Verification checklist

  • grep -rn "captureEvent('session_compressed'\|captureEvent('context_injected'" src ⇒ no matches.
  • grep -rn "session_compressed_rollup" src docs ⇒ no stale references (or all intentional).
  • grep -rn "test_event" src tests ⇒ no production emitters.
  • docs/public/telemetry.mdx covers rollups, errors, unified logging, opt-out.
  • PostHog trends query shows bounded volumes post-rollout.

Final verification (run after all phases)

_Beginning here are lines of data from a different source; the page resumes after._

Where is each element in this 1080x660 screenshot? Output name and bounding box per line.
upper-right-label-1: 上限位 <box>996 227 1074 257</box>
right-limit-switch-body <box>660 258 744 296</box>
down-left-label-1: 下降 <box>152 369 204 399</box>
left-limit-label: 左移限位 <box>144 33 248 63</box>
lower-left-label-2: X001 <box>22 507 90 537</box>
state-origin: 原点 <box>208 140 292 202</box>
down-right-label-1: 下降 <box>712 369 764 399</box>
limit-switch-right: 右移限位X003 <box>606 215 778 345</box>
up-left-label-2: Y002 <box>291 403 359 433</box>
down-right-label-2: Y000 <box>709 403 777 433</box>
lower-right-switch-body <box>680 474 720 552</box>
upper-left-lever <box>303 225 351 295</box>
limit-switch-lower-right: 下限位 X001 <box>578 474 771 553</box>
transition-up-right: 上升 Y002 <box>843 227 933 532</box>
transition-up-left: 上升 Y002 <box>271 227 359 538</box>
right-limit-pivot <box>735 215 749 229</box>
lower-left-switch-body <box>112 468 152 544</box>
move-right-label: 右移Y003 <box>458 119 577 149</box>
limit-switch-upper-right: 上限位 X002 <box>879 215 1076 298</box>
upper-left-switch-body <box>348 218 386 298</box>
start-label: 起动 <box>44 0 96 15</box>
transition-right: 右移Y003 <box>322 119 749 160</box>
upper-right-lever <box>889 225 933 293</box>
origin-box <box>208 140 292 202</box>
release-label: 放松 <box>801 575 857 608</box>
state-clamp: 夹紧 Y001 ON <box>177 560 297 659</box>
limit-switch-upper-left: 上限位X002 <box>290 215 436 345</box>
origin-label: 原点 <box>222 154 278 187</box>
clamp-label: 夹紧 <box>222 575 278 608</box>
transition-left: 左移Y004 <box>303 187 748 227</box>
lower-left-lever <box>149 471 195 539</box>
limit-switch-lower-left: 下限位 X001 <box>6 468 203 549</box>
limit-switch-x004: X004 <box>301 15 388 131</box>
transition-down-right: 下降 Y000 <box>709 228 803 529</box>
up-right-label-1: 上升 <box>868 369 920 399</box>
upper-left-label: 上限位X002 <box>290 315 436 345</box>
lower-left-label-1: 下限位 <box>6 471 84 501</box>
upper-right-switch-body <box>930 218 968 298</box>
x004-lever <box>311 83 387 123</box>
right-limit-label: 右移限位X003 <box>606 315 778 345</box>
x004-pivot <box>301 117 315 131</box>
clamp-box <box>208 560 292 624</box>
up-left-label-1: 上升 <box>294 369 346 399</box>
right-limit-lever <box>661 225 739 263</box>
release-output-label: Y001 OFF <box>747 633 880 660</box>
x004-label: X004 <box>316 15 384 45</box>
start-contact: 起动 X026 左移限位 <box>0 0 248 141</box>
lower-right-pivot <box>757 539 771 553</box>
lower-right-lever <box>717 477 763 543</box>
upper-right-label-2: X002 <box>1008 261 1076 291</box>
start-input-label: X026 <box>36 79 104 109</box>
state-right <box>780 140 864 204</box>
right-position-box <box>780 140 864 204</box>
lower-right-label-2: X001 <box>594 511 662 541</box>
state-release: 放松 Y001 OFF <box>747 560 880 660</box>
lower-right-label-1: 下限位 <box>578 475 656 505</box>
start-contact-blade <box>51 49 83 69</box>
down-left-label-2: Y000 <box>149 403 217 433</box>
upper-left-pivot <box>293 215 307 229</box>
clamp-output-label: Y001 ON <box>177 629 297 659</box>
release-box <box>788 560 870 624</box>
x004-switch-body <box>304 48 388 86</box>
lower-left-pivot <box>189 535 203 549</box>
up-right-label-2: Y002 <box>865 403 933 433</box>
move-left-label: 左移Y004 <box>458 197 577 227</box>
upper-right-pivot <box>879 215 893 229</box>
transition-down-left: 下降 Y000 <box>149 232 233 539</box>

  1. bun test tests/telemetry/ + the new test files all pass.
  2. tests/logger-usage-standards.test.ts passes.
  3. bun run build-and-sync succeeds; worker starts and /api/health is green.
  4. Manual smoke with CLAUDE_MEM_TELEMETRY_DEBUG=1: drive one session end-to-end → observe ONE session_compressed rollup with rollup_reason:'session_end'; trigger an error → observe ONE redacted $exception; consent off → observe nothing.
  5. PostHog re-measure confirms decay + bounded new volumes + no unexpected person profiles.

Execution notes

  • Phases are ordered by dependency: P0 (now) → P1 (foundation) → P2 → P3 → P4 → P5. P1 must land before P2/P3 build on the unified path.
  • Each phase is self-contained for a fresh context: it cites exact files/lines and copy-source tests.
  • Run /do against this file to execute phase-by-phase.